Effective Project Managers

Over the years, I’ve managed hundreds of projects.  Some small; some large.  For profit; not-for-profit.  Software development, sales process, customer relationship management, construction, hardware development – a bunch of stuff.  I have a bent for analysis, detail and strategic thinking, but to say I learned project management the hard way would be a laughable understatement.  Nonetheless, learn it I have. 

Along the way I made many mistakes and made note of what does and doesn’t work so well.  Though I’m still learning, and because I haven’t given up the ghost yet, I’m jotting down the most important principles that do work consistently – in spite of the nature of a project and in spite of what circumstance dishes out.  These principles underpin what I call Common Sense Project Management.

I hope they’ll keep you focused on and accomplishing your dreams.

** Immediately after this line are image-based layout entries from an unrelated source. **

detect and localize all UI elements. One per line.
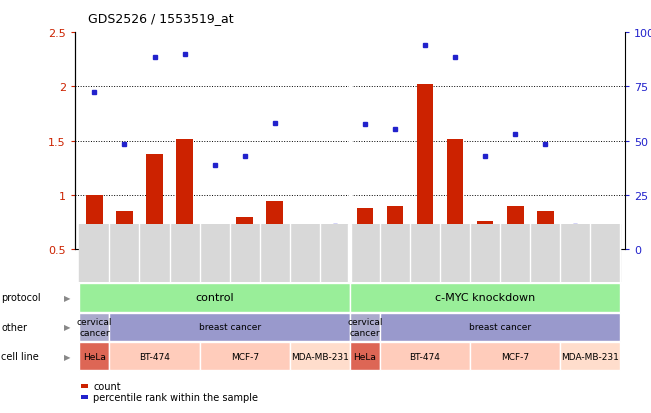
Bar	[79, 225, 109, 282]
Bar	[116, 212, 133, 250]
Text: MCF-7: MCF-7	[501, 352, 529, 361]
Bar	[357, 209, 373, 250]
Text: count: count	[93, 381, 120, 391]
Bar	[537, 212, 553, 250]
Bar	[507, 206, 523, 250]
Bar	[297, 244, 313, 250]
Text: cervical
cancer: cervical cancer	[77, 318, 112, 337]
Bar	[230, 225, 260, 282]
Text: breast cancer: breast cancer	[469, 323, 531, 332]
Bar	[561, 225, 590, 282]
Bar	[349, 33, 351, 250]
Bar	[266, 201, 283, 250]
Bar	[440, 225, 470, 282]
Bar	[176, 139, 193, 250]
Text: percentile rank within the sample: percentile rank within the sample	[93, 392, 258, 402]
Text: MCF-7: MCF-7	[230, 352, 258, 361]
Text: MDA-MB-231: MDA-MB-231	[561, 352, 619, 361]
Bar	[500, 225, 531, 282]
Text: protocol: protocol	[1, 293, 41, 303]
Bar	[447, 139, 464, 250]
Text: other: other	[1, 322, 27, 332]
Bar	[477, 222, 493, 250]
Bar	[109, 225, 139, 282]
Text: cell line: cell line	[1, 351, 39, 361]
Bar	[590, 225, 620, 282]
Bar	[350, 225, 380, 282]
Text: MDA-MB-231: MDA-MB-231	[291, 352, 349, 361]
Bar	[290, 225, 320, 282]
Text: ▶: ▶	[64, 352, 71, 361]
Bar	[146, 154, 163, 250]
Text: ▶: ▶	[64, 323, 71, 332]
Bar	[169, 225, 200, 282]
Bar	[236, 217, 253, 250]
Text: GDS2526 / 1553519_at: GDS2526 / 1553519_at	[88, 12, 234, 25]
Text: BT-474: BT-474	[409, 352, 441, 361]
Text: BT-474: BT-474	[139, 352, 170, 361]
Bar	[387, 206, 403, 250]
Bar	[597, 244, 614, 250]
Text: HeLa: HeLa	[83, 352, 106, 361]
Bar	[200, 225, 230, 282]
Text: cervical
cancer: cervical cancer	[347, 318, 383, 337]
Bar	[320, 225, 350, 282]
Bar	[410, 225, 440, 282]
Text: c-MYC knockdown: c-MYC knockdown	[435, 293, 535, 303]
Text: breast cancer: breast cancer	[199, 323, 261, 332]
Bar	[327, 239, 343, 250]
Bar	[260, 225, 290, 282]
Bar	[380, 225, 410, 282]
Bar	[206, 226, 223, 250]
Bar	[417, 85, 434, 250]
Bar	[139, 225, 169, 282]
Text: ▶: ▶	[64, 293, 71, 302]
Bar	[348, 225, 352, 282]
Bar	[567, 237, 584, 250]
Text: control: control	[195, 293, 234, 303]
Bar	[470, 225, 500, 282]
Bar	[531, 225, 561, 282]
Bar	[86, 196, 103, 250]
Text: HeLa: HeLa	[353, 352, 376, 361]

An effective project manager:

  1. Listens actively.  You repeat what you hear from each project participant in your own words and then listen for validation and corrections.  Repeat until each participant nods their head up and down – the universal signal that “you got it”.
  2. Plans meticulously and still understand that plans generally become useless as they’re being printed.  Your planning process prepares your mind for many possibilities, but what happens happens.  The best plans help you focus and refocus on what’s most important when the inevitable surprises occur.
  3. Keeps detailed project plans with dates and times to yourself.  You know perfect execution rarely happens and how long it takes someone(s) to get from A to B is dependent on many things.  When you do show your detailed plans to others you’re careful to remind them often that you know the only things GUARANTEED wrong on every project plan are dates, durations, costs and planned completion dates.  This doesn’t mean deadlines aren’t important; truth is the opposite – they’re what drives what you ACTUALLY DO and how you do it in a press.
  4. Understands deadlines and target dates are different and understands the importance of those differences.  If you have a deadline, you’re honor bound to hit it or let EVERYONE know you might not, can’t or won’t as soon as you have good reason to believe you’re off target.
  5. Remembers the dates don’t change.  Just because you do or don’t hit a milestone when you originally intended, you’re honor bound to hit the next one sooner to catch up or at least give yourself a way to do a better job of estimating next time.
  6. Plans for surprises by working around them and building slack into plans whenever feasible.
  7. Models the fact project management involves honest relationship and demonstrates that relationships build on trust, common interest, loyalty and candor.  Common interest can be missing, but trust, loyalty and candor may not.  Trust and loyalty take years to develop and a second to destroy.
  8. Understands project MUST be constrained by the client approved balance among time, money and resources.  This “constraint triangle” defines the boundaries of what you can and will deliver (deliverable scope of work) in exchange for the area of the time, money and resource triangle you negotiate.
  9. Always treats everyone in a project as if your roles were reversed AND you both knew what you were doing.
  10. Understands your MOST IMPORTANT roles are clear and effective communication of the truth and maintenance of a project environment conducive to successful accomplishment of the desired result in the desired time at the desired cost.
  11. Begins each project developing a crystal clear vision of the desired result as it appears in the minds of the paying project stakeholders.   The more clearly you can describe the end result of a project to the project “sponsor”, the better and more cost-effective your result.
  12. Establishes clear lines of authority, channels and acceptable methods of communication, planning tools and reporting specifics.  To the extent possible, you’ll use what works best for your client.
  13. Creates and communicates boundaries that describe:
    1. what you will do
    2. what you won’t do
    3. Anything important to you or your client’s health, well-being or core values
  14. Monitors commitments and let people who know best how to carry out a task set their own due dates and work methods
  15. Manages expectations constantly.  You start as you’re negotiating a deal and you continue throughout the life of the deliverable(s).  You always want to underpromise and overdeliver and that doesn’t just happen – it requires constant observation and constant communication.  Remember:
    1. Telling someone, “I don’t think that’s possible” is MUCH better than saying, “Sure” and then failing to deliver
    2. Saying, “I don’t know, but I’ll find out” is MUCH preferable to guessing or stretching the truth
    3. Spend as much time as necessary getting clients and delivery team members to clearly understand and agree on a scope document that they all help to write and markup.
  16. Oh yeah…  And remember to have some fun.  Life’s short.  Who you work with, how and why are much more important than what you work on.